Under siege: Managing the media

Morris Kaplan

Morris Kaplan is a guest blogger.

Morris Kaplan, one-time stockbroker and venture capitalist, brings his finance skills and recent experience as a business journalist and writer to IT, with a special interest in telecoms and how communications is being transformed by technology.

"Tender bungles” scream the headlines. “NBN at a standstill”, they say. Headlines of this sort would be unwelcome news for the Government as well as the company running the (national broadband network) show. The company, NBN Co has indefinitely suspended its network construction tender after construction companies were unable to provide acceptable terms and prices following four rounds of pricing negotiations.

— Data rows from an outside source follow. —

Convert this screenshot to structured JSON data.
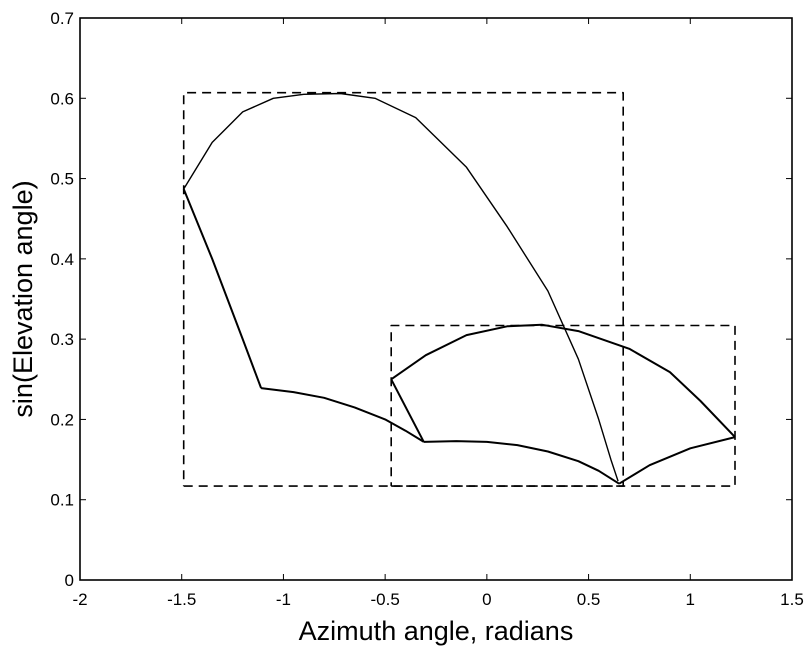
{
  "chart_data": {
    "type": "line",
    "title": "",
    "xlabel": "Azimuth angle, radians",
    "ylabel": "sin(Elevation angle)",
    "xlim": [
      -2,
      1.5
    ],
    "ylim": [
      0,
      0.7
    ],
    "grid": false,
    "x_ticks": [
      -2,
      -1.5,
      -1,
      -0.5,
      0,
      0.5,
      1,
      1.5
    ],
    "x_tick_labels": [
      "-2",
      "-1.5",
      "-1",
      "-0.5",
      "0",
      "0.5",
      "1",
      "1.5"
    ],
    "y_ticks": [
      0,
      0.1,
      0.2,
      0.3,
      0.4,
      0.5,
      0.6,
      0.7
    ],
    "y_tick_labels": [
      "0",
      "0.1",
      "0.2",
      "0.3",
      "0.4",
      "0.5",
      "0.6",
      "0.7"
    ],
    "series": [
      {
        "style": "solid",
        "width": 1.4,
        "points": [
          [
            -1.49,
            0.487
          ],
          [
            -1.35,
            0.545
          ],
          [
            -1.2,
            0.583
          ],
          [
            -1.05,
            0.6
          ],
          [
            -0.9,
            0.605
          ],
          [
            -0.72,
            0.606
          ],
          [
            -0.55,
            0.6
          ],
          [
            -0.35,
            0.576
          ],
          [
            -0.1,
            0.514
          ],
          [
            0.1,
            0.44
          ],
          [
            0.3,
            0.36
          ],
          [
            0.45,
            0.275
          ],
          [
            0.55,
            0.2
          ],
          [
            0.61,
            0.15
          ],
          [
            0.645,
            0.123
          ]
        ]
      },
      {
        "style": "solid",
        "width": 2,
        "points": [
          [
            -1.49,
            0.487
          ],
          [
            -1.35,
            0.4
          ],
          [
            -1.2,
            0.3
          ],
          [
            -1.11,
            0.239
          ]
        ]
      },
      {
        "style": "solid",
        "width": 2,
        "points": [
          [
            -1.11,
            0.239
          ],
          [
            -0.95,
            0.234
          ],
          [
            -0.8,
            0.227
          ],
          [
            -0.65,
            0.215
          ],
          [
            -0.5,
            0.2
          ],
          [
            -0.4,
            0.186
          ],
          [
            -0.31,
            0.172
          ]
        ]
      },
      {
        "style": "solid",
        "width": 2,
        "points": [
          [
            -0.47,
            0.25
          ],
          [
            -0.31,
            0.172
          ]
        ]
      },
      {
        "style": "solid",
        "width": 2,
        "points": [
          [
            -0.31,
            0.172
          ],
          [
            -0.15,
            0.173
          ],
          [
            0.0,
            0.172
          ],
          [
            0.15,
            0.168
          ],
          [
            0.3,
            0.16
          ],
          [
            0.45,
            0.148
          ],
          [
            0.55,
            0.136
          ],
          [
            0.65,
            0.12
          ]
        ]
      },
      {
        "style": "solid",
        "width": 2,
        "points": [
          [
            -0.47,
            0.25
          ],
          [
            -0.3,
            0.28
          ],
          [
            -0.1,
            0.305
          ],
          [
            0.1,
            0.316
          ],
          [
            0.27,
            0.318
          ],
          [
            0.45,
            0.31
          ],
          [
            0.7,
            0.288
          ],
          [
            0.9,
            0.259
          ],
          [
            1.05,
            0.223
          ],
          [
            1.22,
            0.178
          ]
        ]
      },
      {
        "style": "solid",
        "width": 2,
        "points": [
          [
            0.65,
            0.12
          ],
          [
            0.8,
            0.143
          ],
          [
            1.0,
            0.164
          ],
          [
            1.22,
            0.178
          ]
        ]
      },
      {
        "style": "dashed",
        "width": 1.6,
        "points": [
          [
            -1.49,
            0.117
          ],
          [
            0.67,
            0.117
          ],
          [
            0.67,
            0.607
          ],
          [
            -1.49,
            0.607
          ],
          [
            -1.49,
            0.117
          ]
        ]
      },
      {
        "style": "dashed",
        "width": 1.6,
        "points": [
          [
            -0.47,
            0.117
          ],
          [
            1.22,
            0.117
          ],
          [
            1.22,
            0.317
          ],
          [
            -0.47,
            0.317
          ],
          [
            -0.47,
            0.117
          ]
        ]
      }
    ]
  }
}
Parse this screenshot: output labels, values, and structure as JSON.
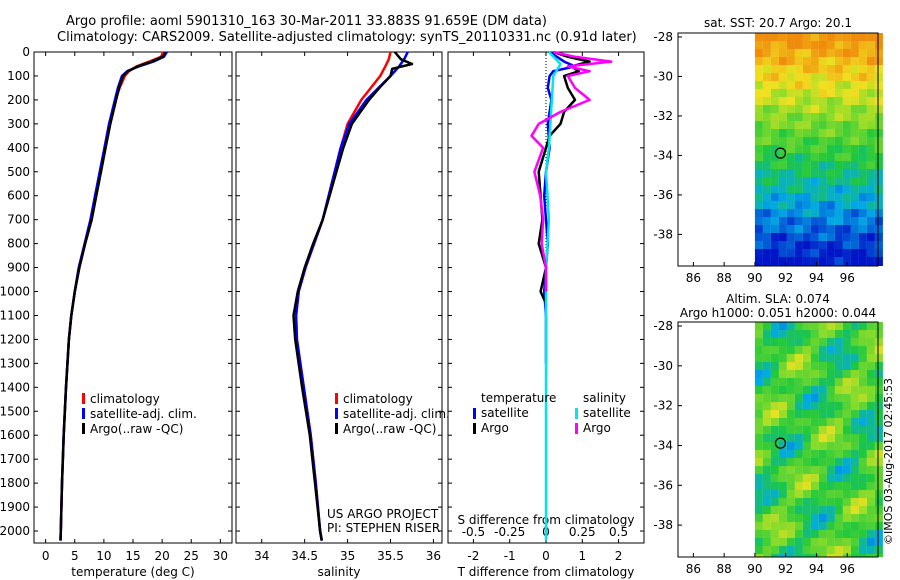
{
  "header": {
    "title_line1": "Argo profile: aoml 5901310_163 30-Mar-2011 33.883S 91.659E (DM data)",
    "title_line2": "Climatology: CARS2009. Satellite-adjusted climatology: synTS_20110331.nc (0.91d later)"
  },
  "colors": {
    "climatology": "#ff0000",
    "satellite": "#0000ff",
    "argo": "#000000",
    "sal_satellite": "#00e5ee",
    "sal_argo": "#ff00ff"
  },
  "credits": {
    "project": "US ARGO PROJECT",
    "pi": "PI: STEPHEN RISER",
    "stamp": "©IMOS 03-Aug-2017 02:45:53"
  },
  "chart_data": [
    {
      "type": "line",
      "id": "temperature",
      "xlabel": "temperature (deg C)",
      "ylabel": "",
      "xlim": [
        -2,
        32
      ],
      "ylim": [
        2050,
        0
      ],
      "xticks": [
        "0",
        "5",
        "10",
        "15",
        "20",
        "25",
        "30"
      ],
      "yticks": [
        "0",
        "100",
        "200",
        "300",
        "400",
        "500",
        "600",
        "700",
        "800",
        "900",
        "1000",
        "1100",
        "1200",
        "1300",
        "1400",
        "1500",
        "1600",
        "1700",
        "1800",
        "1900",
        "2000"
      ],
      "legend": [
        "climatology",
        "satellite-adj. clim.",
        "Argo(..raw -QC)"
      ],
      "series": [
        {
          "name": "climatology",
          "color": "#ff0000",
          "depth": [
            0,
            20,
            40,
            60,
            80,
            100,
            150,
            200,
            300,
            400,
            500,
            600,
            700,
            800,
            900,
            1000,
            1100,
            1200,
            1400,
            1600,
            1800,
            2000,
            2040
          ],
          "values": [
            20.2,
            19.8,
            17.8,
            15.6,
            14.3,
            13.6,
            12.7,
            12.0,
            10.9,
            10.1,
            9.3,
            8.5,
            7.7,
            6.7,
            5.7,
            5.0,
            4.4,
            4.0,
            3.5,
            3.1,
            2.8,
            2.6,
            2.55
          ]
        },
        {
          "name": "satellite-adj. clim.",
          "color": "#0000ff",
          "depth": [
            0,
            20,
            40,
            60,
            80,
            100,
            150,
            200,
            300,
            400,
            500,
            600,
            700,
            800,
            900,
            1000,
            1100,
            1200,
            1400,
            1600,
            1800,
            2000,
            2040
          ],
          "values": [
            20.8,
            20.3,
            18.5,
            16.0,
            14.0,
            13.1,
            12.4,
            11.9,
            10.9,
            10.1,
            9.3,
            8.5,
            7.7,
            6.7,
            5.7,
            5.0,
            4.4,
            4.0,
            3.5,
            3.1,
            2.8,
            2.6,
            2.55
          ]
        },
        {
          "name": "Argo(..raw -QC)",
          "color": "#000000",
          "depth": [
            0,
            20,
            40,
            60,
            80,
            100,
            150,
            200,
            300,
            400,
            500,
            600,
            700,
            800,
            900,
            1000,
            1100,
            1200,
            1400,
            1600,
            1800,
            2000,
            2040
          ],
          "values": [
            20.6,
            20.1,
            18.2,
            15.8,
            14.1,
            13.3,
            12.6,
            12.1,
            11.1,
            10.3,
            9.5,
            8.7,
            7.9,
            6.8,
            5.8,
            5.0,
            4.4,
            4.0,
            3.5,
            3.1,
            2.8,
            2.6,
            2.55
          ]
        }
      ]
    },
    {
      "type": "line",
      "id": "salinity",
      "xlabel": "salinity",
      "xlim": [
        33.7,
        36.1
      ],
      "ylim": [
        2050,
        0
      ],
      "xticks": [
        "34",
        "34.5",
        "35",
        "35.5",
        "36"
      ],
      "legend": [
        "climatology",
        "satellite-adj. clim.",
        "Argo(..raw -QC)"
      ],
      "series": [
        {
          "name": "climatology",
          "color": "#ff0000",
          "depth": [
            0,
            30,
            60,
            100,
            150,
            200,
            300,
            400,
            500,
            600,
            700,
            800,
            900,
            1000,
            1100,
            1200,
            1400,
            1600,
            1800,
            2000,
            2040
          ],
          "values": [
            35.5,
            35.48,
            35.44,
            35.38,
            35.27,
            35.16,
            35.0,
            34.92,
            34.85,
            34.78,
            34.71,
            34.61,
            34.51,
            34.43,
            34.4,
            34.41,
            34.49,
            34.57,
            34.63,
            34.68,
            34.7
          ]
        },
        {
          "name": "satellite-adj. clim.",
          "color": "#0000ff",
          "depth": [
            0,
            30,
            60,
            100,
            150,
            200,
            300,
            400,
            500,
            600,
            700,
            800,
            900,
            1000,
            1100,
            1200,
            1400,
            1600,
            1800,
            2000,
            2040
          ],
          "values": [
            35.7,
            35.66,
            35.6,
            35.5,
            35.36,
            35.22,
            35.02,
            34.92,
            34.85,
            34.78,
            34.71,
            34.61,
            34.51,
            34.43,
            34.4,
            34.41,
            34.49,
            34.57,
            34.63,
            34.68,
            34.7
          ]
        },
        {
          "name": "Argo(..raw -QC)",
          "color": "#000000",
          "depth": [
            0,
            30,
            50,
            70,
            100,
            150,
            200,
            300,
            400,
            500,
            600,
            700,
            800,
            900,
            1000,
            1100,
            1200,
            1400,
            1600,
            1800,
            2000,
            2040
          ],
          "values": [
            35.55,
            35.62,
            35.75,
            35.52,
            35.5,
            35.37,
            35.25,
            35.05,
            34.95,
            34.87,
            34.79,
            34.71,
            34.6,
            34.5,
            34.42,
            34.37,
            34.39,
            34.47,
            34.56,
            34.62,
            34.68,
            34.7
          ]
        }
      ]
    },
    {
      "type": "line",
      "id": "differences",
      "xlabel": "T difference from climatology",
      "xlabel_top": "S difference from climatology",
      "xlim": [
        -2.7,
        2.7
      ],
      "ylim": [
        2050,
        0
      ],
      "xticks": [
        "-2",
        "-1",
        "0",
        "1",
        "2"
      ],
      "xticks_sal": [
        "-0.5",
        "-0.25",
        "0",
        "0.25",
        "0.5"
      ],
      "legend_title_t": "temperature",
      "legend_title_s": "salinity",
      "legend_t": [
        "satellite",
        "Argo"
      ],
      "legend_s": [
        "satellite",
        "Argo"
      ],
      "series": [
        {
          "name": "temperature satellite",
          "color": "#0000ff",
          "depth": [
            0,
            20,
            40,
            60,
            80,
            100,
            150,
            200,
            300,
            400,
            500,
            600,
            700,
            800,
            900,
            1000,
            1100,
            1300
          ],
          "values": [
            0.1,
            0.3,
            0.5,
            0.8,
            0.2,
            0.1,
            0.05,
            0.15,
            0.05,
            0.1,
            0.0,
            -0.05,
            0.0,
            0.05,
            0.0,
            -0.05,
            0.0,
            0.0
          ]
        },
        {
          "name": "temperature Argo",
          "color": "#000000",
          "depth": [
            0,
            20,
            40,
            60,
            80,
            100,
            150,
            200,
            250,
            300,
            350,
            400,
            500,
            600,
            700,
            800,
            900,
            1000,
            1050
          ],
          "values": [
            0.2,
            0.6,
            1.2,
            0.7,
            0.9,
            0.5,
            0.6,
            0.8,
            0.5,
            0.4,
            0.1,
            0.0,
            -0.2,
            -0.15,
            -0.1,
            -0.2,
            0.0,
            -0.15,
            0.0
          ]
        },
        {
          "name": "salinity satellite",
          "color": "#00e5ee",
          "depth": [
            0,
            50,
            100,
            200,
            300,
            400,
            500,
            600,
            700,
            800,
            900,
            1000,
            1100,
            1200,
            1400,
            1600,
            1800,
            2000,
            2040
          ],
          "values": [
            0.02,
            0.1,
            0.05,
            0.04,
            0.03,
            0.02,
            0.0,
            0.01,
            0.02,
            0.01,
            0.0,
            0.0,
            0.0,
            0.0,
            0.0,
            0.0,
            0.0,
            0.0,
            0.0
          ]
        },
        {
          "name": "salinity Argo",
          "color": "#ff00ff",
          "depth": [
            0,
            20,
            40,
            60,
            80,
            100,
            150,
            200,
            250,
            300,
            350,
            400,
            500,
            600,
            700,
            800,
            900,
            1000
          ],
          "values": [
            0.05,
            0.2,
            0.45,
            0.15,
            0.3,
            0.15,
            0.2,
            0.3,
            0.1,
            -0.05,
            -0.1,
            -0.02,
            -0.08,
            -0.04,
            -0.02,
            -0.03,
            0.0,
            0.0
          ]
        }
      ]
    },
    {
      "type": "heatmap",
      "id": "sst_map",
      "title": "sat. SST: 20.7 Argo: 20.1",
      "xlim": [
        85,
        98
      ],
      "ylim": [
        -39.6,
        -27.8
      ],
      "xticks": [
        "86",
        "88",
        "90",
        "92",
        "94",
        "96"
      ],
      "yticks": [
        "-28",
        "-30",
        "-32",
        "-34",
        "-36",
        "-38"
      ],
      "data_lon_min": 90,
      "marker": {
        "lon": 91.659,
        "lat": -33.883
      }
    },
    {
      "type": "heatmap",
      "id": "sla_map",
      "title_line1": "Altim. SLA: 0.074",
      "title_line2": "Argo h1000: 0.051 h2000: 0.044",
      "xlim": [
        85,
        98
      ],
      "ylim": [
        -39.6,
        -27.8
      ],
      "xticks": [
        "86",
        "88",
        "90",
        "92",
        "94",
        "96"
      ],
      "yticks": [
        "-28",
        "-30",
        "-32",
        "-34",
        "-36",
        "-38"
      ],
      "data_lon_min": 90,
      "marker": {
        "lon": 91.659,
        "lat": -33.883
      }
    }
  ]
}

The company says it has “thoroughly benchmarked” the project against similar engineering and civil works projects in Australia and overseas and says it will not proceed on the basis of prices currently being offered. It was reported that 14 short-listed bidders failed to match its price demands. The delays while not specified are reported to already be four months.

Telcos, it seems, have a very poor record in Australia of managing the issues being faced. Whilst plausible, it is hard to imagine how a list of 45 potential suppliers could not “match its price demands.” Whatever the case, NBN and the government are showing every sign of battle fatigue and a near perfect score sheet in failed media relations.

They are not alone. It is often said that getting your name (or your organisation's name) in the media is always good but telco chiefs and their staff know that this is a myth. Indeed many a corporation would rather their name not be in the media for fear of misinformation. This is a serious and present risk for any organisation. Indeed with an explosion on the media available and the proliferation of smart phones, Tweets and the like, an organisation needs to spend time and money doing some “risk management”.

Consider the BP oil disaster (or should we name it as The BP Media Relations Fiasco). After an explosion in a BP platform in the Gulf of Mexico last April killed 11 people and caused the biggest oil spill in US history, the company’s CEO at the time, Tony Hayward, zoomed in on the implications - for his career! He appeared pre-occupied with the incident’s impact on BP’s management and, in particular, on himself, famously being quoted as saying to executives in his London office, “What the hell did we do to deserve this?” Despite PR coaching, a month later he told reporters, “I’d like my life back.”

Business leaders should be wriggling in psychic pain with what can go wrong when the bigger picture of an issue is not appropriately acknowledged. Clearly someone needed to take BP leader’s view of the situation to a much higher level than his own personal discomfort. Telco’s should mind their P’s and Q’s in a highly competitive environment and note how the political winds are changing.